Não há vagas nos motéis


não há vaga nos motéis. 
e eu não posso parar, meu amor. 
me deixe ir. 
ouça o som do meu xixi por trás do avião que passa. 
faço uma lista mental dos dez animais mais inteligentes depois dos porcos. 
dos dez poetas. 
levo cinco minutos nisso. 
mais do que eu pedi pra você ouvir a história da minha vida. 
e do vento que afrouxa colarinhos um pouco para o lado. 
sou a última sobrevivente da Nostromo. não. 
nem que eu pise fundo, o carro sai do chão. 
mas devo ir mesmo assim. 
por causa de você.
há uma lua para descansar 
e as estrelas são as mesmas em todo lugar. 
pesadas, paft a qualquer momento. o céu fica vazio. 
daquele vazio da xícara de café que você levou 133 segundos para beber. 
daquele vazio dos 3 segundos que levou para conservar os olhos em mim. 

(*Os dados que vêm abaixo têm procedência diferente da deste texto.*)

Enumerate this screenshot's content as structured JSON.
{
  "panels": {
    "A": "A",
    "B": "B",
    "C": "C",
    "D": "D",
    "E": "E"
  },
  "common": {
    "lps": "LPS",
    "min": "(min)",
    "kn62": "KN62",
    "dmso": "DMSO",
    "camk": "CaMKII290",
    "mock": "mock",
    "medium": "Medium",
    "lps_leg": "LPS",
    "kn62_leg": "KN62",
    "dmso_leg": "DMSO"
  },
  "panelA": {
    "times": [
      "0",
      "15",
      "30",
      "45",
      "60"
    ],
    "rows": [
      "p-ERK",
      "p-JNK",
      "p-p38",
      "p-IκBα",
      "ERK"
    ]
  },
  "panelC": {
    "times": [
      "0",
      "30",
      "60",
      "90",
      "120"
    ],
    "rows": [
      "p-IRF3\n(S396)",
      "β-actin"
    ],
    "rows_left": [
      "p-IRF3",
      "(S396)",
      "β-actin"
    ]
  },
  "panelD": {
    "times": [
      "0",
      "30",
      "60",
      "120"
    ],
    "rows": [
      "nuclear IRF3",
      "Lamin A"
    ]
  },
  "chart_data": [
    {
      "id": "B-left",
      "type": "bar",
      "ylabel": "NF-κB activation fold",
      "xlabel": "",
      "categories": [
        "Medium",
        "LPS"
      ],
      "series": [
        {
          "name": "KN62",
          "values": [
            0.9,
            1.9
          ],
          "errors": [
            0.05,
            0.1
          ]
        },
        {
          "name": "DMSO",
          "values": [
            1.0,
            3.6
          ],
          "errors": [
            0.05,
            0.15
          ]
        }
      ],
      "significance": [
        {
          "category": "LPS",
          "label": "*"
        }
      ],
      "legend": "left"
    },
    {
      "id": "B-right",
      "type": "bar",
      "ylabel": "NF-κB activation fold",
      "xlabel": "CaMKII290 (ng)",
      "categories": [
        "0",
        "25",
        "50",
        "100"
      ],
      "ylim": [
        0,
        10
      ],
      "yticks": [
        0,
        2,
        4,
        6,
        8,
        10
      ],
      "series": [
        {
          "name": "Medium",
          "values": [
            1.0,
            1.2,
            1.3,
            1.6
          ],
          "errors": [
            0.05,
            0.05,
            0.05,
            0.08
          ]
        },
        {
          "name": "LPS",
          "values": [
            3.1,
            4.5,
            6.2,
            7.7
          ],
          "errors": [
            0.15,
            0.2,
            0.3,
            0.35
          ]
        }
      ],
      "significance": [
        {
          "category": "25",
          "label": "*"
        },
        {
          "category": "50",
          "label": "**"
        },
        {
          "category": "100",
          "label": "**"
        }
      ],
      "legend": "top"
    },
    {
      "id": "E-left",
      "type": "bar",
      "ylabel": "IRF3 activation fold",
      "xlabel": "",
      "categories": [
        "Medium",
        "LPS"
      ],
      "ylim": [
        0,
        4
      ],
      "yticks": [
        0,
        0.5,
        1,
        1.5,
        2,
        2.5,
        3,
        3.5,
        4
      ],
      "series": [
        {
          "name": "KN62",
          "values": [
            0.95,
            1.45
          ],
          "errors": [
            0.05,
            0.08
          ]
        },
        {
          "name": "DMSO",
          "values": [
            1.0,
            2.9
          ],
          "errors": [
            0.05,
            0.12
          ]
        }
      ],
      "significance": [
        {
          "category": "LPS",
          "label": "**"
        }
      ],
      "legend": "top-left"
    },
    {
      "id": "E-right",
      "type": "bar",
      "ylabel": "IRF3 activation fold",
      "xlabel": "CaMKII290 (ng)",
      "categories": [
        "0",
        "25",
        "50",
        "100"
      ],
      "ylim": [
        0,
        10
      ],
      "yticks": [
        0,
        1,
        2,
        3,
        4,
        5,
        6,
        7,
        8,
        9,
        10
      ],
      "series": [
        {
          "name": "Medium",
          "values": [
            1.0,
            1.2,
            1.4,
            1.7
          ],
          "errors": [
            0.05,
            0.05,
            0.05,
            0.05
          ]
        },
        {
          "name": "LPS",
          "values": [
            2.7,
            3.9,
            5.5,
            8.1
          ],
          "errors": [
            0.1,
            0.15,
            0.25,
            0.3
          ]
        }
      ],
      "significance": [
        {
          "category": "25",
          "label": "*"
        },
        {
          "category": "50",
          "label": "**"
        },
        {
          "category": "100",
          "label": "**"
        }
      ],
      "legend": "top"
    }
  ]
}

eu sei. eu contei. eu não estava de costas pra você na caixa registradora. 
pedi antes. peço agora. me deixe ir. 
muitas juras e uma lata de conversa não serviram. 
nem que fossem oito. 
se acabou, acabado está. 
quer casar comigo? i'm a girl you're a boy. 
a indiferença fuma em silêncio. 
i'm a boy you're a girl. 
duas mulheres sem ser noite sem ser dia. 
suspirando em partes iguais numa casa acostumada. 
certos pensamentos ajudam na hora da curva. 
é a décima vez que passo pelas mesmas árvores ou isso é uma monocultura? 
em nenhum canto deste carro tem um isqueiro. 
não há mais carros que acendem cigarros. 
não se pode querer que a natureza seja original em beira de estrada. 
quantas vezes eu repeti a mesma frase nesta viagem? 
teus cabelos brancos nos pretos. olhos de Picasso. 
não, olhos de Pound que viram Picasso. 
olhos que diziam tudo que eu não queria ouvir. 
esperando pelo resto do um metro e setenta e dois que sua alma não mostrou.
não choro. não lembro. 
seco o volante com a manga do casaco. 
é feio o gesto de secar o volante. 
é triste. 
pareço motorista de ônibus. 
o mundo passa rápido do outro lado da janela. 
correr é a única forma de fazer o mundo parar. 
e não há vaga nos motéis. 
eu não vou parar no Lar do Pescador. 
você é o meu amor, mas a tristeza é mais. 
e neste mundo não há alguém para meu ninguém. 
me deixe ir. nos deixe.
eu era um hóspede e vós me acolhestes. 
seja cristã. 
sim, são linhas retas e daqui a pouco amanhece. 
teu braço debruçado no meu ombro. 
os olhos secos voltados para o mar. 
o barco que arrasto sem ruído. 
você não devia ter aberto o porta-luvas.